Cerebrovasc Dis. 2026 May 25:1-13. doi: 10.1159/000552671. Online ahead of print.
ABSTRACT
INTRODUCTION: The benefits of long-term blood pressure (BP) lowering for the prevention of recurrent stroke and other serious cardiovascular (CV) events in patients who suffer an acute spontaneous intracerebral hemorrhage (ICH) is well established. However, there is uncertainty as to whether the treatment effect varies according to certain patient characteristics and across various CV and non-CV outcomes, and the timing of when the benefits manifest over time. We aim to pool individual participant data (IPD) from randomised controlled trials (RCTs) that included patients with a history of ICH to determine the efficacy of BP lowering for the secondary prevention of major CV events.

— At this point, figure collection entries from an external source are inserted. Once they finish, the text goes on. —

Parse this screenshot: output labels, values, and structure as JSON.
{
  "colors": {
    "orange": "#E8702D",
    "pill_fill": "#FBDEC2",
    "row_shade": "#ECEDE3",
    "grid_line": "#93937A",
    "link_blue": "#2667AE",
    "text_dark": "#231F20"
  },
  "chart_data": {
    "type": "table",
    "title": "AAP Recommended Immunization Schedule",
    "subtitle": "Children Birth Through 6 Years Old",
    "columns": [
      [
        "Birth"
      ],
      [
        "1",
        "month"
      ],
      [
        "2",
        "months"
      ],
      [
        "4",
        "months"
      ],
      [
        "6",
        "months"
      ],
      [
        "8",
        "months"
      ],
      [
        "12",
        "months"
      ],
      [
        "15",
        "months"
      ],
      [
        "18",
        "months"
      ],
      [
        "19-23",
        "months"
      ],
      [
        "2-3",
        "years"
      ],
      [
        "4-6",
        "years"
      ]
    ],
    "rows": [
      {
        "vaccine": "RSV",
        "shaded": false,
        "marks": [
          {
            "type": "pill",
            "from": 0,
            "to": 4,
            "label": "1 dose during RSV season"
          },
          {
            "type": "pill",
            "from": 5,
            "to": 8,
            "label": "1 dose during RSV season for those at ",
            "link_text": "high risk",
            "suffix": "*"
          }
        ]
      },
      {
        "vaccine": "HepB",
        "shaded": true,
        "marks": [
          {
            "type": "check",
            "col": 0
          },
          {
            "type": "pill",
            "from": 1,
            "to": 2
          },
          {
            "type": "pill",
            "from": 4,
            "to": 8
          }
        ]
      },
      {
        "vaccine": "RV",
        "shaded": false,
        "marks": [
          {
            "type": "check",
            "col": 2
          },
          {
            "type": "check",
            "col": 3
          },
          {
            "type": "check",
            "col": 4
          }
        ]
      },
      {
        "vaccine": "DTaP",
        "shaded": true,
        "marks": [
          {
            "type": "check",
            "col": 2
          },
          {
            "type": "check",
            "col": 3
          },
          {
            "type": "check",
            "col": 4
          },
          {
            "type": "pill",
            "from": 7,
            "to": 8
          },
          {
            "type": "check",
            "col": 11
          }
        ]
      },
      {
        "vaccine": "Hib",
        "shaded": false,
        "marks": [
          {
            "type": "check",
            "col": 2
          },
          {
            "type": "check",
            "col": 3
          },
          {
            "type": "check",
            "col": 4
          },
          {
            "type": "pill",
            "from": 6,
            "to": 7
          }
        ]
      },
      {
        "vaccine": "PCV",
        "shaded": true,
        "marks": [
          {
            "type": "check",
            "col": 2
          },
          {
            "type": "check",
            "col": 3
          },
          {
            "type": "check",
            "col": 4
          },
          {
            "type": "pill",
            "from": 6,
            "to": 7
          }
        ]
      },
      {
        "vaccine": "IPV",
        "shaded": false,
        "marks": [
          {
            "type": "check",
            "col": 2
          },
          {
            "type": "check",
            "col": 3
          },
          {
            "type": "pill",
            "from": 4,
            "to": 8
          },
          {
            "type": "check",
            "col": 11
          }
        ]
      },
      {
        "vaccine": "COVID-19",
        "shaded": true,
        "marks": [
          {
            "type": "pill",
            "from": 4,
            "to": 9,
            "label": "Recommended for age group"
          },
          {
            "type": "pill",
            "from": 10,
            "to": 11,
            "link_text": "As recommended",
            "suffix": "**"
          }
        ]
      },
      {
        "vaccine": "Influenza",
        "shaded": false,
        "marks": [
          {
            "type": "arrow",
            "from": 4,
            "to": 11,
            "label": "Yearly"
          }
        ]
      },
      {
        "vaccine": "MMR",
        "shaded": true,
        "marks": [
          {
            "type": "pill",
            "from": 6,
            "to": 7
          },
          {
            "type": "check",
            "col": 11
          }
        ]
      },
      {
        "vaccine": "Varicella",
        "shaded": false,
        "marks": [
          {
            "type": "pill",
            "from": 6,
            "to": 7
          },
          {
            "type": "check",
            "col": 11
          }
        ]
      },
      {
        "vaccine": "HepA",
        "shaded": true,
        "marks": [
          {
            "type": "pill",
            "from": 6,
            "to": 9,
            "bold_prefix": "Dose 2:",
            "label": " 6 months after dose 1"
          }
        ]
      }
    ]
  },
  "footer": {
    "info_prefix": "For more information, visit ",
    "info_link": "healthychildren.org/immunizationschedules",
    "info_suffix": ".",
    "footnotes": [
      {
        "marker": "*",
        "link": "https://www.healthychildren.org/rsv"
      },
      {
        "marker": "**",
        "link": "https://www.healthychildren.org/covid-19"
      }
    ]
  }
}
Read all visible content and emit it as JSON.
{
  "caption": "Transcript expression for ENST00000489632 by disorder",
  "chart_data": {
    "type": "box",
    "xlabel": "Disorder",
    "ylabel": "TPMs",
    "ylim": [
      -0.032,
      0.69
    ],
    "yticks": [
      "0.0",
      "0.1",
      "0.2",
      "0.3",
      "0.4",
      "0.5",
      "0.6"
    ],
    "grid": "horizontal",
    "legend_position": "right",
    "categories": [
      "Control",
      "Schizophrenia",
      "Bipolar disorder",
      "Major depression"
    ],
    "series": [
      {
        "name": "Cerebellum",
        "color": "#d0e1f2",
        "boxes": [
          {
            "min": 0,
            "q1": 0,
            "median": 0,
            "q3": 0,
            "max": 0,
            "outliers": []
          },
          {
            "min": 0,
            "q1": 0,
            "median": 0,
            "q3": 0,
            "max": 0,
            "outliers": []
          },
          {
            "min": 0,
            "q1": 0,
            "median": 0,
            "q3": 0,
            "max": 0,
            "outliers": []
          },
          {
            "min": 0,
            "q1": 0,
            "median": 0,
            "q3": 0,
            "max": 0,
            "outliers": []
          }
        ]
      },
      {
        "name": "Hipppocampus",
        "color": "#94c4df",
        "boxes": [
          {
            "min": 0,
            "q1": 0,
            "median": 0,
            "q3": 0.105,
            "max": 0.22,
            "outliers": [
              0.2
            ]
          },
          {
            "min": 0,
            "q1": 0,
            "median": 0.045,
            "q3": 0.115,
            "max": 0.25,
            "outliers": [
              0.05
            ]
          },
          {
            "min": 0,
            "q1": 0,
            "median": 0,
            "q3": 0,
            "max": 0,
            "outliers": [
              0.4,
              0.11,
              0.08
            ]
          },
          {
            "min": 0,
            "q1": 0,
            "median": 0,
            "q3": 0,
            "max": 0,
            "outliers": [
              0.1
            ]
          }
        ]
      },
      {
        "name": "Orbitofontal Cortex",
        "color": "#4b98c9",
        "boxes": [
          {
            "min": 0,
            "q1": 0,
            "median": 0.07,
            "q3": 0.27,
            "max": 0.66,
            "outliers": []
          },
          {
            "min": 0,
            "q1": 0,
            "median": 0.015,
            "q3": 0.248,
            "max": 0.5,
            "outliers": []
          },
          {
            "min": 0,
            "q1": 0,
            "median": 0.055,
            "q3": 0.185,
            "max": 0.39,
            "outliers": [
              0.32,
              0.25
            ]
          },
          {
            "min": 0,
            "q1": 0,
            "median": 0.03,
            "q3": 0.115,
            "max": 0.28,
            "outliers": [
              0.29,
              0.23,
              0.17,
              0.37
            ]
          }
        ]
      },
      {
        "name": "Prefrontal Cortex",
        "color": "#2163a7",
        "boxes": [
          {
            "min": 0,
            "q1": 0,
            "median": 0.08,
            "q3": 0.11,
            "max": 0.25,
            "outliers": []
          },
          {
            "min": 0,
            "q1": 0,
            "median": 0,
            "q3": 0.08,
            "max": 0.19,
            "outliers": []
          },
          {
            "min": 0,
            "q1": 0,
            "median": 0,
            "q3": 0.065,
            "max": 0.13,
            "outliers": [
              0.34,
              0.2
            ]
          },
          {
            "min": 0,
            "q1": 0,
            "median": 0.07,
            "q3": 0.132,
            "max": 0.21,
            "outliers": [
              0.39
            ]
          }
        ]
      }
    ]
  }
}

METHODS AND ANALYSIS: A systematic review was undertaken according to the Preferred Reporting Items for Systematic review and Meta-Analysis of Individual Participant Data (PRISMA-IPD) Statement. A search of multiple databases from inception to 25 January 2026 was conducted to identify RCTs of BP-lowering therapy for secondary prevention after ICH that enrolled at least 100 participants with ICH. We will undertake an IPD meta-analysis, with TRIDENT (Triple therapy prevention of Recurrent Intracerebral Disease EveNts Trial) serving as our anchor study, and three other major RCTs of BP lowering treatment for secondary prevention with a subgroup of at least 100 ICH patients: ESPRIT (Effects of Intensive Systolic Blood Pressure Lowering Treatment in Reducing Risk of Vascular Events) trial, PROGRESS (Perindopril Protection Against Recurrent Stroke Study), and RESPECT (Recurrent Stroke Prevention Clinical Outcome) Study. The primary CV outcome is the time to first recurrent stroke of any type. Secondary outcomes include major adverse cardiovascular events (MACE): non-fatal stroke, non-fatal myocardial infarction, or cardiovascular death; each component of MACE, stroke subtypes, and all-cause death. The safety outcome is any serious adverse event. All analyses will be performed on the intention-to-treat dataset from each trial using a one-stage approach. The effect of the intervention will be estimated as the cause-specific hazard ratio and 95% confidence intervals (CI) obtained from a Cox proportional hazard model, adjusting for age, sex, history of hypertension, and history of diabetes mellitus. A sensitivity analysis will treat death as a competing risk. The time to benefit of BP lowering will also be estimated according to specific absolute risk reduction thresholds.